Why is it recommended to create clusters with odd number of nodes


There are several resources about distributed systems, like the mongo db documentation that recommend odd number of nodes in a cluster.

What are the benefits of having odd number of nodes?


Solution

  • Short answer: in this case of MongoDB, having an odd number of nodes increases your clustered system's availability (uptime).

    Look at the table in the MongoDB documentation you linked:

    +-------------------+------------------------------------------+-----------------+
    | Number of Members | Majority Required to Elect a New Primary | Fault Tolerance |
    +-------------------+------------------------------------------+-----------------+
    |         3         |                    2                     |        1        |
    +-------------------+------------------------------------------+-----------------+
    |         4         |                    3                     |        1        |
    +-------------------+------------------------------------------+-----------------+
    |         5         |                    3                     |        2        |
    +-------------------+------------------------------------------+-----------------+
    |         6         |                    4                     |        2        |
    +-------------------+------------------------------------------+-----------------+
    

    Notice that how when you have an odd number of members and add one more (to become even), your fault tolerance does not go up! (Meaning, your cluster cannot tolerate more failed members than it originally could)

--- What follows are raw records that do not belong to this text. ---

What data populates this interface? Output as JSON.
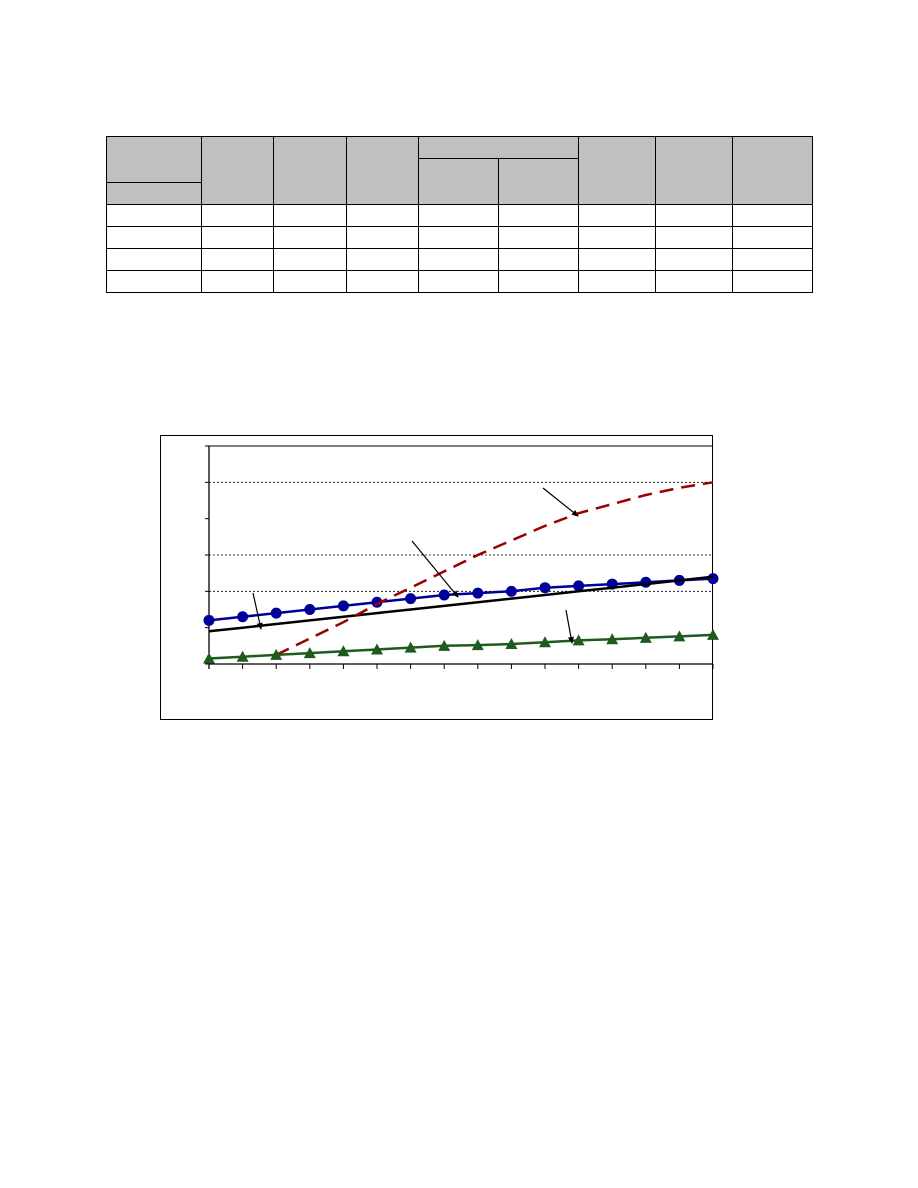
{
  "table": {
    "header_cells": [
      "",
      "",
      "",
      "",
      "",
      "",
      "",
      "",
      "",
      ""
    ],
    "rows": [
      [
        "",
        "",
        "",
        "",
        "",
        "",
        "",
        "",
        ""
      ],
      [
        "",
        "",
        "",
        "",
        "",
        "",
        "",
        "",
        ""
      ],
      [
        "",
        "",
        "",
        "",
        "",
        "",
        "",
        "",
        ""
      ],
      [
        "",
        "",
        "",
        "",
        "",
        "",
        "",
        "",
        ""
      ]
    ]
  },
  "chart_data": {
    "type": "line",
    "title": "",
    "xlabel": "",
    "ylabel": "",
    "x": [
      0,
      1,
      2,
      3,
      4,
      5,
      6,
      7,
      8,
      9,
      10,
      11,
      12,
      13,
      14,
      15
    ],
    "ylim": [
      0,
      6
    ],
    "gridlines_y": [
      2,
      3,
      5
    ],
    "series": [
      {
        "style": "blue-circles",
        "color": "#000099",
        "values": [
          1.2,
          1.3,
          1.4,
          1.5,
          1.6,
          1.7,
          1.8,
          1.9,
          1.95,
          2.0,
          2.1,
          2.15,
          2.2,
          2.25,
          2.3,
          2.35
        ]
      },
      {
        "style": "black-solid",
        "color": "#000000",
        "values": [
          0.9,
          1.0,
          1.1,
          1.2,
          1.3,
          1.4,
          1.5,
          1.6,
          1.7,
          1.8,
          1.9,
          2.0,
          2.1,
          2.2,
          2.3,
          2.4
        ]
      },
      {
        "style": "red-dashed",
        "color": "#990000",
        "values": [
          null,
          null,
          0.25,
          0.7,
          1.15,
          1.65,
          2.1,
          2.55,
          3.0,
          3.4,
          3.8,
          4.15,
          4.4,
          4.65,
          4.85,
          5.0
        ]
      },
      {
        "style": "green-triangles",
        "color": "#1f5a1f",
        "values": [
          0.15,
          0.2,
          0.25,
          0.3,
          0.35,
          0.4,
          0.45,
          0.5,
          0.52,
          0.55,
          0.6,
          0.65,
          0.68,
          0.72,
          0.76,
          0.8
        ]
      }
    ]
  }
}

    This is because MongoDB requires a majority of members to be up in order to elect a primary. This property is not specific to MongoDB, but any clustered system that requires a majority of members to be up (for example, see also etcd).

    Your system availability actually goes down when increasing to an even number of nodes because, although your fault tolerance remains the same, there are more nodes that can fail so the probability of a fault occurring goes up.

    In addition, having an even number of members decreases the probability that if there is a network partition then some subset of your nodes will be able to continue running. For example, if you've got a 6 node cluster then it opens up the possibility that a network partition could partition your nodes into 2 3-node partitions. In such a case then neither partition will be able to communicate with a majority of members and your cluster becomes unavailable.

    The counter-intuitive conclusion is that, if you have an even-membered cluster then it is actually beneficial (from a high-availability standpoint) to remove one of the members.